Opinión

El sustituto

Aquel hombre, ya muy mayor, mostraba esos típicos achaques que trae la vejez. Él mismo solía bromear diciendo de manera muy gráfica: no sé qué es mejor llegar a viejo o no llegar. Si uno no lo cuenta malo, pero si lo vive con tantos alifafes… malo también.

Fuese como fuese, ocurrió que sus sobrinos se lo llevaron al hospital que era tan famoso de Santiago. No es conveniente que queden tantos pueblos solos y sin la celebración de los domingos. La Curia diocesana, como es habitual organizó su sustitución. Lo tenía facilito. Acababan de ordenar a un grupo de chavalines que no superaba ninguno los veintitantos años.

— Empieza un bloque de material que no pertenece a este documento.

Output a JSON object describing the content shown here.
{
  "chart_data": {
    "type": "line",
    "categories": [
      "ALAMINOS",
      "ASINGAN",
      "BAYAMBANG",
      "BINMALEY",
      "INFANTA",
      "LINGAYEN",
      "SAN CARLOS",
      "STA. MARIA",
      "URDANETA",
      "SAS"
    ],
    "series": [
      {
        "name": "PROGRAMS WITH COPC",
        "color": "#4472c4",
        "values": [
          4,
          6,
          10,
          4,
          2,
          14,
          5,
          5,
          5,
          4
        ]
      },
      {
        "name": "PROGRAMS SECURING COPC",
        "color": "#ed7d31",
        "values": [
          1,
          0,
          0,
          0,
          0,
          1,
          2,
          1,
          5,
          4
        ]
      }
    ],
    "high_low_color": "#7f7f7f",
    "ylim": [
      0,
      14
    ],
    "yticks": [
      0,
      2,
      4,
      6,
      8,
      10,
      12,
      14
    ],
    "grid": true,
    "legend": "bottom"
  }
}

Durante aquel verano se irían entrenando ya fuere con el cantamisa o con alguna liturgia de dos pesetas. Esas cosas no son complicadas. Si se fuma se echa una calada al aire y ya está: ¡éste! 

Pero volvamos a don Californio, a quien habíamos dejado en Santiago de Compostela. Persona ya muy “trallada” como explicaban en aquellos lugares a caballo de Galicia, León y Zamora. Conocía muy bien a sus parroquianos pues hasta para la ”mili” les habría falsificado un certificado de buena conducta. Sólo con mirarles les hacía una radiografía como solía expresar don Recetolio, el médico. Como era muy recatado no estaba nada contento con la moral en lo tocante al sexto y noveno mandamiento. Pero era una gente maja y de confesión por lo menos mensual. Para evitarse la turbación, puesto que pecar es caer, les había dicho que con confesar “he resbalado”, ya él entendía que la castidad no era su virtud y les aplicaría la canónica penitencia.

Aquel chico joven, espigadito y con un utilitario de color fucsia se echó el mundo por montera y se hizo cargo de aquel montón de pueblos que diseminados se extendían por aquella planicie tan terrible que tenía como puntos más sobresalientes  la espadaña de sus iglesias y los silos del grano.

Fue muy bien acogido aunque para los lugareños acostumbrados a don Californio dejaba algo que desear. Muy largo en las disertaciones. Muy escrupuloso en los ritos. Algo inseguro en las moniciones. Es costumbre que algunos domingos después de la celebración litúrgica se reúnan los paisanos para tratar temas de urgencia. A eso se suele llamar “ir al concello”. Y aquel día el sustituto también acudió ya fuese por el tema de interés o por granjearse más familiaridad con los vecinos. Hablaron, discutieron, volvieron a acordar o a protestar levemente.

El joven de clergyman negro e impecable, con algo de azoramiento por la falta de costumbre, se explicó lo mejor que pudo: estoy observando, dijo, que estos pueblos deben andar mal de obra pública. Debería corregirse con apoyo de la Diputación Provincial. Me parece imprescindible que se arreglen las calles. El pueblo se quedó admirado y boquiabierto. Él siguió explicando que sabía de buena tinta que todo el mundo “resbalaba”.

Entonces se produjo la debacle, las risas estrepitosas, estruendosas, burbujeantes. Y en aquel follón admirable quien llevaba la voz cantante era el alcalde pedáneo. Entonces el curita, que no entendía nada de nada, dijo dulcemente: “Conste señor alcalde que una de las que más resbala es su señora de usted”.